Conversation with me and Victor:
me: You know, I fuck shit up a lot, but I think I’m getting better at it.
Victor: As in, more proficient at breaking things?
me: That too, but really I think I’m just getting better at knowing my abilities. Like, I don’t know how long it takes to cook a turkey, but I know exactly how long it takes me to set fire to the kitchen.
Victor: Huh. Wouldn’t that mean you were better at knowing your inabilities?
me: Depends on what you want done, really. I’ve never actually cooked a turkey and yet we’re still alive. But I know exactly how to get out of work, or how to avoid talking to real people, or how to sabotage any effort to organize. It’s almost a science.

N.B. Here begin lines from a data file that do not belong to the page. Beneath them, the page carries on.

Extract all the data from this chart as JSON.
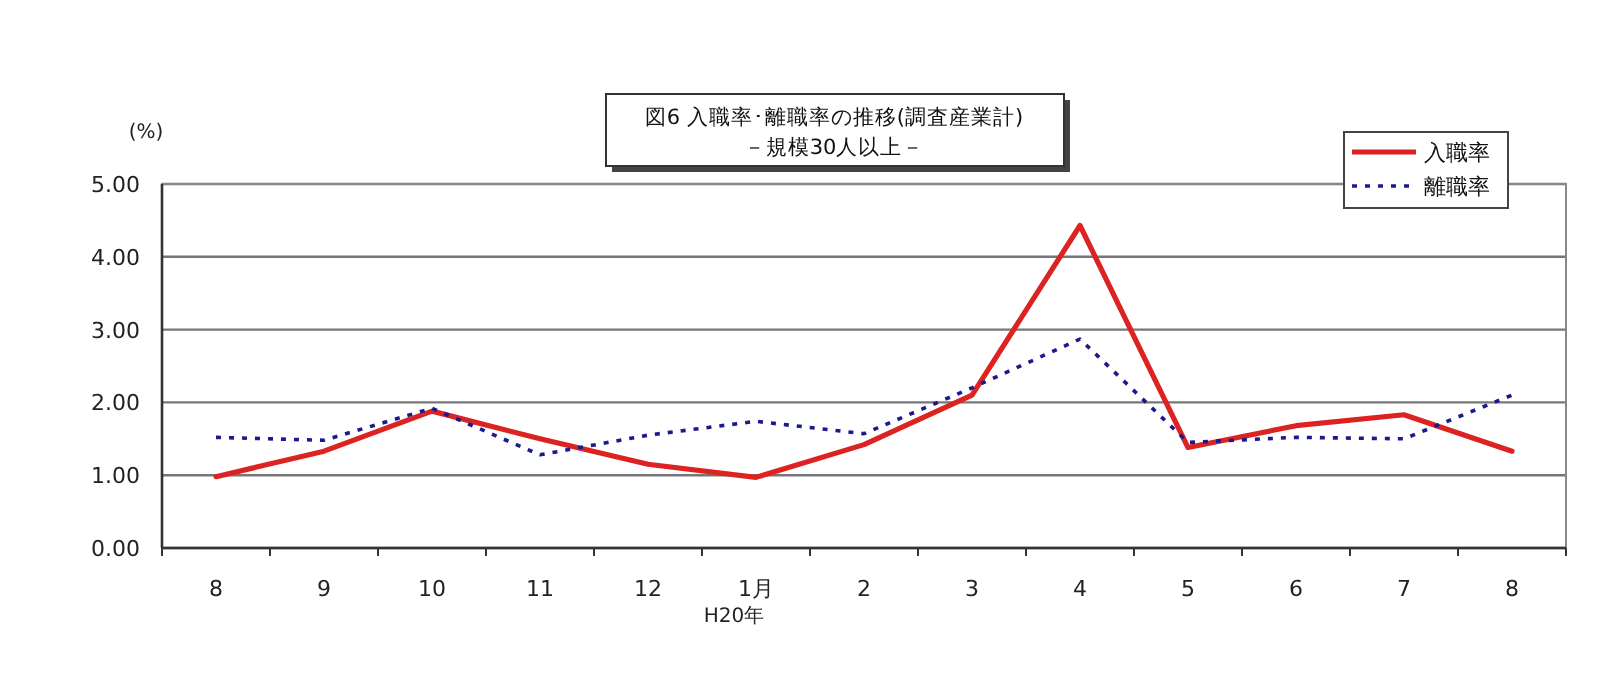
{
  "chart_data": {
    "type": "line",
    "title": "図6 入職率･離職率の推移(調査産業計)",
    "subtitle": "－規模30人以上－",
    "ylabel": "(%)",
    "categories": [
      "8",
      "9",
      "10",
      "11",
      "12",
      "1月",
      "2",
      "3",
      "4",
      "5",
      "6",
      "7",
      "8"
    ],
    "series": [
      {
        "name": "入職率",
        "color": "#dd2222",
        "line_style": "solid",
        "values": [
          0.98,
          1.33,
          1.88,
          1.5,
          1.15,
          0.97,
          1.42,
          2.1,
          4.43,
          1.38,
          1.68,
          1.83,
          1.33
        ]
      },
      {
        "name": "離職率",
        "color": "#1a1a8c",
        "line_style": "dotted",
        "values": [
          1.52,
          1.48,
          1.92,
          1.28,
          1.55,
          1.74,
          1.57,
          2.2,
          2.87,
          1.45,
          1.52,
          1.5,
          2.1
        ]
      }
    ],
    "ylim": [
      0,
      5
    ],
    "yticks": [
      {
        "value": 0,
        "label": "0.00"
      },
      {
        "value": 1,
        "label": "1.00"
      },
      {
        "value": 2,
        "label": "2.00"
      },
      {
        "value": 3,
        "label": "3.00"
      },
      {
        "value": 4,
        "label": "4.00"
      },
      {
        "value": 5,
        "label": "5.00"
      }
    ],
    "grid": "y",
    "legend": "top right",
    "marker": "none",
    "annotations": [
      "H20年"
    ]
  }
}
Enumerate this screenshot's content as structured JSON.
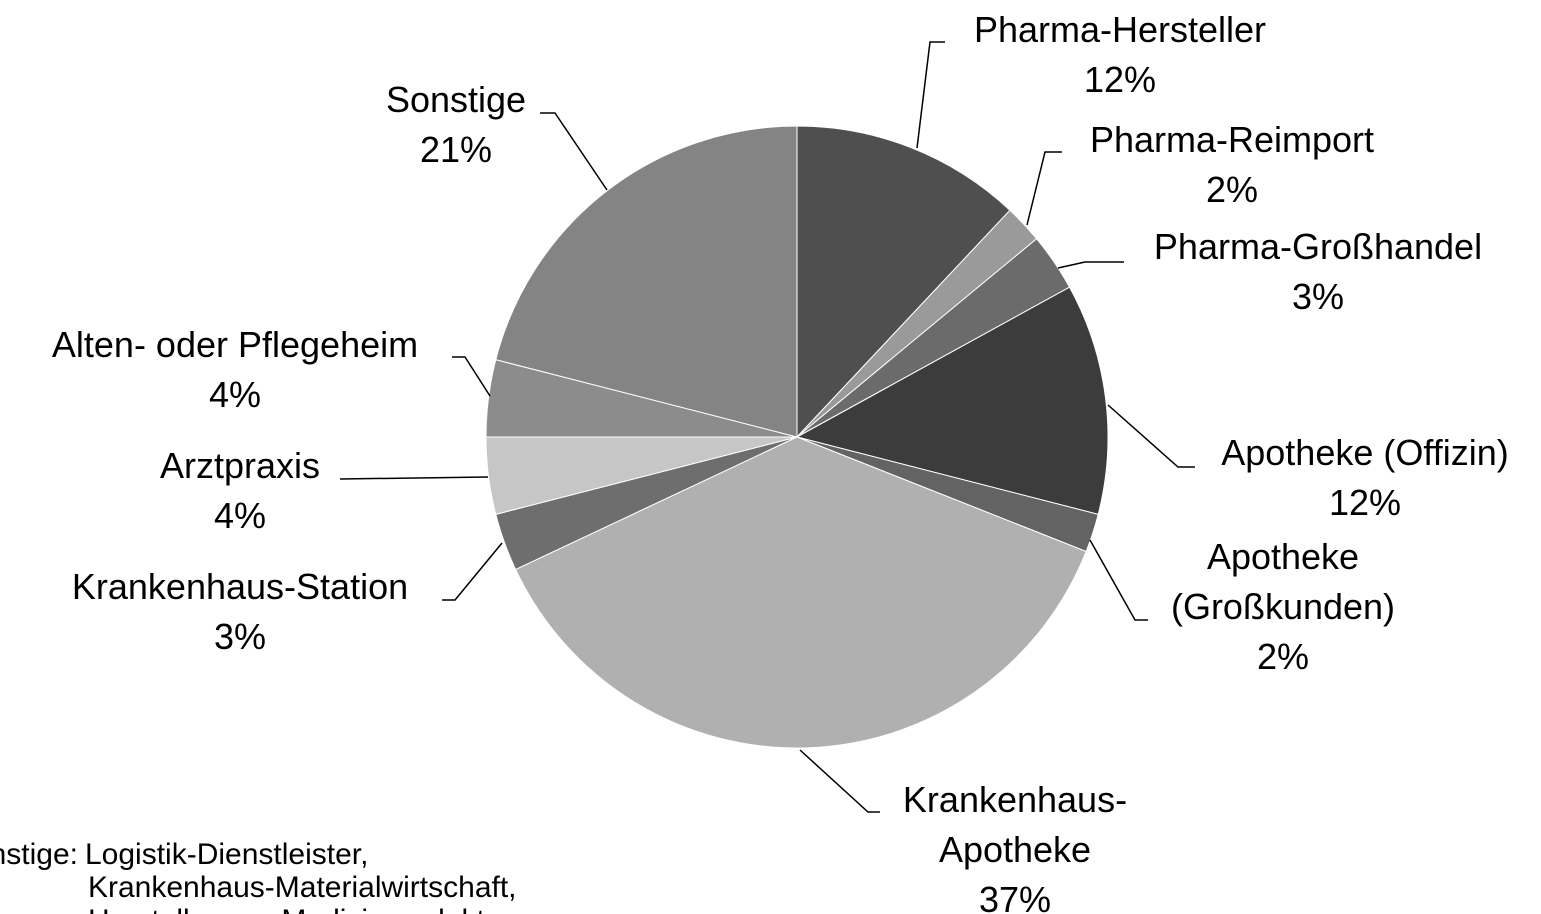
{
  "chart_data": {
    "type": "pie",
    "categories": [
      "Pharma-Hersteller",
      "Pharma-Reimport",
      "Pharma-Großhandel",
      "Apotheke (Offizin)",
      "Apotheke (Großkunden)",
      "Krankenhaus-Apotheke",
      "Krankenhaus-Station",
      "Arztpraxis",
      "Alten- oder Pflegeheim",
      "Sonstige"
    ],
    "values": [
      12,
      2,
      3,
      12,
      2,
      37,
      3,
      4,
      4,
      21
    ],
    "value_labels": [
      "12%",
      "2%",
      "3%",
      "12%",
      "2%",
      "37%",
      "3%",
      "4%",
      "4%",
      "21%"
    ],
    "colors": [
      "#4f4f4f",
      "#9a9a9a",
      "#6b6b6b",
      "#3c3c3c",
      "#636363",
      "#b0b0b0",
      "#6e6e6e",
      "#c6c6c6",
      "#8c8c8c",
      "#848484"
    ],
    "annotations": [
      "Sonstige:",
      "Logistik-Dienstleister,",
      "Krankenhaus-Materialwirtschaft,",
      "Hersteller von Medizinprodukten"
    ]
  }
}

Victor: It’s not a good science.
me: Most science isn’t. It’s all baby-killing cyborgs, and gas-that-turns-people-into-zombies, and infected plague-monkeys.
Victor: That’s not…really what science is about.
me: Well, it would be if I were involved. I’d be giving monkeys accidental contagious-zombie-rabies without even trying. And I probably wouldn’t even know it. Which would come in handy later when I had to testify in court.
Victor: I’m not sure where you’re going with this. Except in proving that you should never work in science.
me: I guess I’m just trying to say…play to your strength.
Victor: Yeah. Maybe lead with that next time.
me: And infect as few monkeys as possible while doing it.
Victor: Well, as long as you have goals.